Le sens de l’Etat
Le sens de l’Etat est une catégorie de la pensée qui, sur le plan de la sociologie politique, occupe une place privilégiée dans la hiérarchie des concepts. Réduit à sa plus simple manifestation extérieure, le sens de l’Etat est la structuration, la mise en forme de l’activité et du comportement de l’homme d’Etat. Les intellectuels que nous sommes aiment manier, non sans ambiguïté, les grands concepts. Le sens de l’Etat continue encore à faire les frais des usages et emplois maniaques chez nous les instruits à demi-teinte, selon qui tout individu vouant une adoration à l’autorité étatique absolue possède le sens le plus aigu de l’Etat.

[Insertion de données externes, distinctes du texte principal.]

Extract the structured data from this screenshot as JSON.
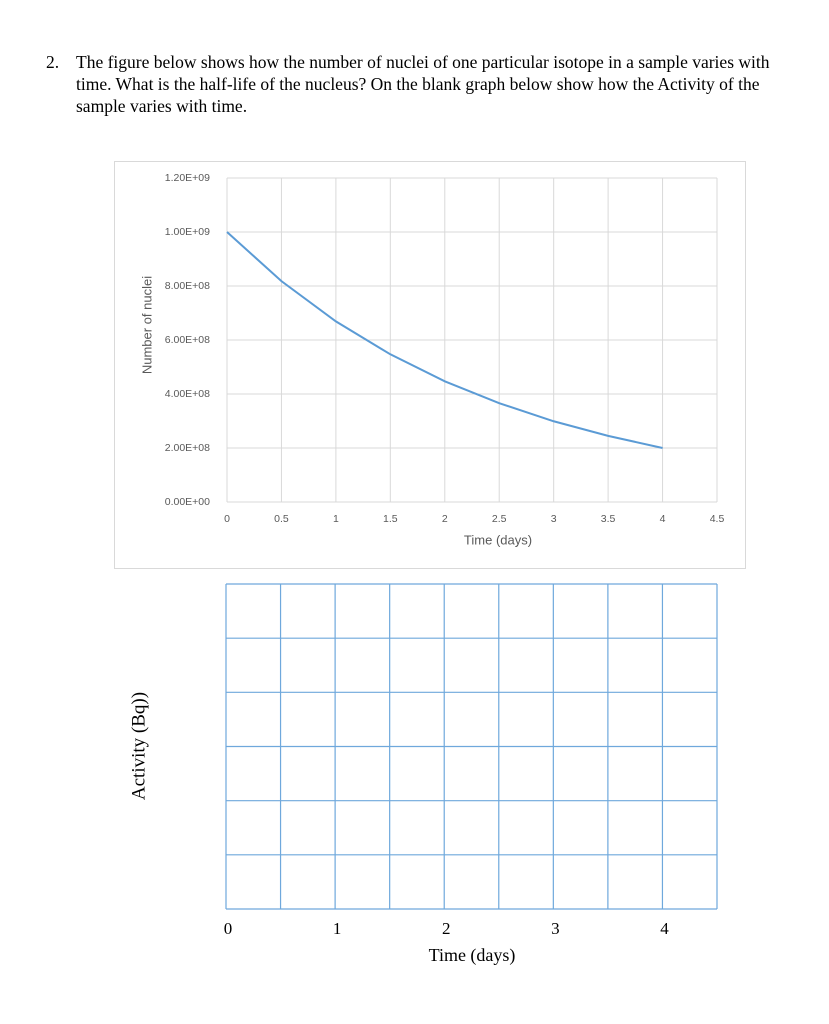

C’est précisément ici que l’on pense toujours que seuls les fascistes, tenants du pouvoir politique total et sans limites, d’une part, et les anarchistes, détracteurs du pouvoir étatique central, d’autre part, sont antinomiques et s’opposent farouchement les uns aux autres. Dans cette vue manichéenne, selon laquelle on est ami ou ennemi du pouvoir central, le fasciste posséderait un sens accru de l’Etat, alors que l’anarchiste ou l’anarcho-syndicaliste, expression chère à l’ex-leader communiste, Lénine, n’en aurait aucun.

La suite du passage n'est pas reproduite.